Rabbi Yechezkel Shraga died in 1996 and his son, Rabbi Aharon Tzvi Landau, known during his tenure as the Veretzkier Rav, succeeded him as rabbi of the community, a position he held until his death in 2003. He was succeeded by his son, Rabbi Yitzchak Meir Landau, who is the current Veretzkier Rav.
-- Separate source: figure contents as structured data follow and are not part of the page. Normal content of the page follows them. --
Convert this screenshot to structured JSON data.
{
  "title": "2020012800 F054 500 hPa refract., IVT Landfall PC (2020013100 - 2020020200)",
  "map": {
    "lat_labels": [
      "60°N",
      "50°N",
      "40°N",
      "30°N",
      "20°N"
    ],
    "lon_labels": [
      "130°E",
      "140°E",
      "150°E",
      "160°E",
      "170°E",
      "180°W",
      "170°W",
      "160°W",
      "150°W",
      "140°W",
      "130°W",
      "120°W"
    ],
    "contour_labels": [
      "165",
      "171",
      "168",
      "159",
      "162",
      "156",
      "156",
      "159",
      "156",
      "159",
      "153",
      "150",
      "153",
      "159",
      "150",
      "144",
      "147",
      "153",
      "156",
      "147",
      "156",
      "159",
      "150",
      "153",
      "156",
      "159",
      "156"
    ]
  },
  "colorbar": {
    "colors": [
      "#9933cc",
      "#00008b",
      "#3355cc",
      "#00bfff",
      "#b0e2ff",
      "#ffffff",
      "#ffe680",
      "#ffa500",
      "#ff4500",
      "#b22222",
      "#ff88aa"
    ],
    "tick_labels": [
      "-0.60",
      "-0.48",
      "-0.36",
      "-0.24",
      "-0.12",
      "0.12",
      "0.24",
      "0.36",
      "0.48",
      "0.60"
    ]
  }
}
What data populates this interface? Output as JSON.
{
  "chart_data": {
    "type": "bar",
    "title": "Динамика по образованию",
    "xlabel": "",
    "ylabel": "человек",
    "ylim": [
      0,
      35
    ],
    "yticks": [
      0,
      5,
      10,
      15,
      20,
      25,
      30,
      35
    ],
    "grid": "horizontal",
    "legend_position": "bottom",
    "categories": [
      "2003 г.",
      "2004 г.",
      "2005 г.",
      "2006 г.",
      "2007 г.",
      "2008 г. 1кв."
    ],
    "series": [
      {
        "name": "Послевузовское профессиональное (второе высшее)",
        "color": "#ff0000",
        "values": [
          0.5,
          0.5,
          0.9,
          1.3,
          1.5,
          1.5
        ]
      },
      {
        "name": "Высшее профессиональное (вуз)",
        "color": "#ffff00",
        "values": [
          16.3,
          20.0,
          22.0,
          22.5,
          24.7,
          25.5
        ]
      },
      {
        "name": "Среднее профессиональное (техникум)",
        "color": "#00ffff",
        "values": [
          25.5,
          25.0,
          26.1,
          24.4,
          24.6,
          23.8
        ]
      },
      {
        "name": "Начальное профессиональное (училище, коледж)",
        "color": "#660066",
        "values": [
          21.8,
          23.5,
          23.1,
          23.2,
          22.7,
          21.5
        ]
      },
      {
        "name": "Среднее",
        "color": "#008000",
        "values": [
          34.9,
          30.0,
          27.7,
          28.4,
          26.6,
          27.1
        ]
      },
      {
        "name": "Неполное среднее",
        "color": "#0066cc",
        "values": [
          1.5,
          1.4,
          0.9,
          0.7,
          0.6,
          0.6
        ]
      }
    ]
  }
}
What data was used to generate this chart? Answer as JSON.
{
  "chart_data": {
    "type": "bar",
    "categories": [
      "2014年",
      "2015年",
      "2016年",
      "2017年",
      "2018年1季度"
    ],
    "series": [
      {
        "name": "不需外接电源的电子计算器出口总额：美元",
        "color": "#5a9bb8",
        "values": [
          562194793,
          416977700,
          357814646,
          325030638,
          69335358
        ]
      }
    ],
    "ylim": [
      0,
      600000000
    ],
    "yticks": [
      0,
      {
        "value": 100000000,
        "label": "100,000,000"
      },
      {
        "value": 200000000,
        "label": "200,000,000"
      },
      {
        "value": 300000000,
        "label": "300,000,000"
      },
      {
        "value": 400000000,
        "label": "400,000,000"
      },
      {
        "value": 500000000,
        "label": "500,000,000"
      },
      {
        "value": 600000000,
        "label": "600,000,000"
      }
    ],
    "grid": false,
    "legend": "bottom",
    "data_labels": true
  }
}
=== Modern institutions===

The letterhead and emblem of Khal Hisachdis Yirieim Veretzky in Midwood

The Khal Hisachdis Yirieim Veretzky, popularly known as Rabbi Landau's Shul or simply as Landau's, is an Orthodox Jewish synagogue is located at 1202 East 9th Street, at the intersection with Avenue L, in the Flatbush neighborhood of Midwood, Brooklyn, New York City, New York, in the United States. The synagogue established the Keren Zichron Rabbeinu Yechezkel Shraga fund for impoverished families, named after the founding rabbi of the community.

Mosdos Veretzky, the network of yeshivas founded by Rabbi Yechezkel Shraga Landau, currently includes four schools: Yeshiva Ohr Shraga elementary school and Mesivta Orchos Tzvi high school in Midwood, Ohr Shragelech Marine Park preschool in Marine Park, and Yeshiva Ohr Shraga Lakewood elementary school in Lakewood Township, New Jersey. The network of schools is run under the auspices of Rabbi Shalom Noah Landau, son of Rabbi Ahron Tzvi & brother to Rabbi Yitzchok Meir.

=== Lineage ===

- Rabbi Moshe Ber Landau of Veretzky
  - Rabbi Shalom Noach Landau of Veretzky
  - Rabbi Yitzchak Meir Landau (I) of Khust
    - Rabbi Yechezkel Shraga Landau of Veretzky
      - Rabbi Aharon Tzvi Landau of Veretzky
        - Rabbi Yitzchak Meir Landau (II) of Veretzky

== Veretzky offshoot in Israel ==

=== History ===

Rabbi Elazar Weiser of Veretzky served as a rabbi in Veretzky in the nineteenth century. (Note: Known in one source as Rabbi Aharon Menachem Mendel.) His son-in-law was Rabbi Alexander (Sender) Yom Tov Lipa Eichenstein of Ziditshov, the son of Rabbi Yitzchak Isaac of Ziditshov whose son, Rabbi Yissachar Ber Eichenstein (1850–1924), served as rebbe in Veretzky for a short stint before becoming rebbe in Ziditshov. Rabbi Yissachar Berish's son, Rabbi Moshe Eichenstein (1874–1935), served as rebbe Veretzky for some time as well, as did Rabbi Moshe's son, Rabbi Eliyahu Eichenstein.

Today, the Veretzky chasidic court in Israel is likely an offshoot of the Ziditshov chassidic dynasty, and it is unclear why its founder chose the Veretzky name. Its Rebbe, Rabbi Yitzchak Isaac Labin, resides in Bnei Brak. He is the son of Rabbi Naftali Tzvi Labin of Ziditshov and a distant relative of the Eichensteins.